Bittering glanced away. “I’ll come and get it next week.”

 
          
They
turned to their daughter. “What about your New York dresses?”

 
          
The
bewildered girl stared. “Why, I don’t want them any more.”

 
          
They
shut off the gas, the water, they locked the doors and walked away. Father
peered into the truck.

 
          
“Gosh,
we’re not taking much,” he said. “Considering all we brought to Mars, this is
only a handful!”

 
          
He
started the truck.

 
          
Looking
at the small white cottage for a long moment, he was filled with a desire to
rush to it, touch it, say good-bye to it, for he felt as if he were going away
on a long journey, leaving something to which he could never quite return,
never understand again.

 
          
Just
then Sam and his family drove by in another truck.

 
          
“Hi,
Bittering! Here we go!”

 
          
The
truck swung down the ancient highway out of town. There were sixty others
traveling in the same direction. The town filled with a silent, heavy dust from
their passage. The canal waters lay blue in the sun, and a quiet wind moved in
the strange trees.

 
          
“Good-bye,
town!” said Mr. Bittering.

 
          
“Good-bye,
good-bye,” said the family, waving to it.

 
          
They
did not look back again.

 
          
 

 

 
          
Summer
burned the canals dry.
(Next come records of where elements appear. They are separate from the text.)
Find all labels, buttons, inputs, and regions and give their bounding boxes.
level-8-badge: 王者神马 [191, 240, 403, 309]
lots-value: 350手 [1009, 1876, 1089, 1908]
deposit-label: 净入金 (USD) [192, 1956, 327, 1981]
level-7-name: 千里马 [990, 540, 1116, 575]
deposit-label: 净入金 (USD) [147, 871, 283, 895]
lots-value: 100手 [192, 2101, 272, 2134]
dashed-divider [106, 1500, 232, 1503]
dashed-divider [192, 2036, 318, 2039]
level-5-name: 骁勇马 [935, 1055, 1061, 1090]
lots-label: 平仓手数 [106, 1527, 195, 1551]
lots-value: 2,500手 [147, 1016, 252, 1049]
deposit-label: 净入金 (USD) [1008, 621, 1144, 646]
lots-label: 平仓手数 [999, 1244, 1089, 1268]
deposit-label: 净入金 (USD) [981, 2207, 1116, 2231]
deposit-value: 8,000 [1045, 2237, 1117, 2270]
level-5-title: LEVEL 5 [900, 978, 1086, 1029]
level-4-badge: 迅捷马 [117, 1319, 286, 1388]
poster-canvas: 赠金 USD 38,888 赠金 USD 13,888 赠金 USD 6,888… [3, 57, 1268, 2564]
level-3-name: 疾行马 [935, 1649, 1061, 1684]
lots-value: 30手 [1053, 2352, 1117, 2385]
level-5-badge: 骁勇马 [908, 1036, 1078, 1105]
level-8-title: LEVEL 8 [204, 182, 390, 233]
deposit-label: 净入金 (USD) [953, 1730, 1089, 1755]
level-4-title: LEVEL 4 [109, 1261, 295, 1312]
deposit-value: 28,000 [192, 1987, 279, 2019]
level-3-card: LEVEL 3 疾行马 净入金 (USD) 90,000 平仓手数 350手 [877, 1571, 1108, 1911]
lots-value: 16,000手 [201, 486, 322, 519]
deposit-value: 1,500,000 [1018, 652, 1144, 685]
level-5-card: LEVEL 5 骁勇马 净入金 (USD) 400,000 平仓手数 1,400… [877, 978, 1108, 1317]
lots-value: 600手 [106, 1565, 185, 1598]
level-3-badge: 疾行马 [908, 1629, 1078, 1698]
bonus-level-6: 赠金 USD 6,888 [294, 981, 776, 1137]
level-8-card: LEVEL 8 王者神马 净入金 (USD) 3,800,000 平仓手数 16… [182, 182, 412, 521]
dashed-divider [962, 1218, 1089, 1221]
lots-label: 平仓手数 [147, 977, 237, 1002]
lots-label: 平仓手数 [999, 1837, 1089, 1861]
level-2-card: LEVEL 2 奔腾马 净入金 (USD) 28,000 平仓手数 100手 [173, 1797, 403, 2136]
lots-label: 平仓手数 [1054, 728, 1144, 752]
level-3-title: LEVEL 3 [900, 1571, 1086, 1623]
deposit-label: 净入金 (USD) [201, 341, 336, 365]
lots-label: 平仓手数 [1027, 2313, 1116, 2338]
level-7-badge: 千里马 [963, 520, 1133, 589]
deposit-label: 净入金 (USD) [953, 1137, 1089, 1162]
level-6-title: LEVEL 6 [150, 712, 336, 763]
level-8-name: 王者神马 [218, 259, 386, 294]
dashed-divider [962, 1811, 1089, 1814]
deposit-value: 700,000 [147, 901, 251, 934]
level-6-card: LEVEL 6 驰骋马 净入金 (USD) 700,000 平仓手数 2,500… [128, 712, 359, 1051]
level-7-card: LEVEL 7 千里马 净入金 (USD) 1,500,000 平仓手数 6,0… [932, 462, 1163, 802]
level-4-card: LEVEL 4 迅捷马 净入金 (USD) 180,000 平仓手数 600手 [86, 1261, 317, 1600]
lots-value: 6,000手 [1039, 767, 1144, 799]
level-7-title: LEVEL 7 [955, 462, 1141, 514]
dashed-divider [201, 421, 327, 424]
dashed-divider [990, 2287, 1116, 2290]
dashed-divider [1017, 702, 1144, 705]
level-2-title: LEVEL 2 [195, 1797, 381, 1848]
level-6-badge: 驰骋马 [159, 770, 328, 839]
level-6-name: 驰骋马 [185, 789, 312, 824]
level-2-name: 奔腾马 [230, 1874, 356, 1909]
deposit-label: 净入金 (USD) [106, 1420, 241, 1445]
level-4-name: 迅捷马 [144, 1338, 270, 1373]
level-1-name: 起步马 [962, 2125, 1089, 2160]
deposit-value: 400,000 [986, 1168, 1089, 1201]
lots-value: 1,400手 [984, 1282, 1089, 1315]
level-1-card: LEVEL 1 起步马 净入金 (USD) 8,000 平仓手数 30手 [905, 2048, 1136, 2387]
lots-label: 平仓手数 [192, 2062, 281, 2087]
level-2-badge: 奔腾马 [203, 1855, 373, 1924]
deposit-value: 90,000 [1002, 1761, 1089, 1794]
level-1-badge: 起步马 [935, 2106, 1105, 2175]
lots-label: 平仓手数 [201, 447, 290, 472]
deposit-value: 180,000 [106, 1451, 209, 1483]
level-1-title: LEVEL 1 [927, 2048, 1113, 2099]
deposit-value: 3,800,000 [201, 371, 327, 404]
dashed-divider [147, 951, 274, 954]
Summer moved like flame upon the meadows. In the empty
Earth settlement, the painted houses flaked and peeled. Rubber tires upon which
children had swung in back yards hung suspended like stopped clock pendulums in
the blazing air.

 
          
At
the metal shop, the rocket frame began to rust.

 
          
In
the quiet autumn Mr. Bittering stood, very dark now, very golden-eyed, upon the
slope above his villa, looking at the valley.

 
          
“It’s
time to go back,” said Cora.

 
          
“Yes,
but we’re not going,” he said quietly. “There’s nothing there any more.”

 
          
“Your
books,” she said. “Your fine clothes.”

 
          
“Your
llles
and your fine
ior uele rre
,” she said.

 
          
“The
town’s empty. No one’s going back,” he said. “There’s no reason to, none at
all.”

 
          
The
daughter wove tapestries and the sons played songs on ancient flutes and pipes,
their laughter echoing in the marble villa.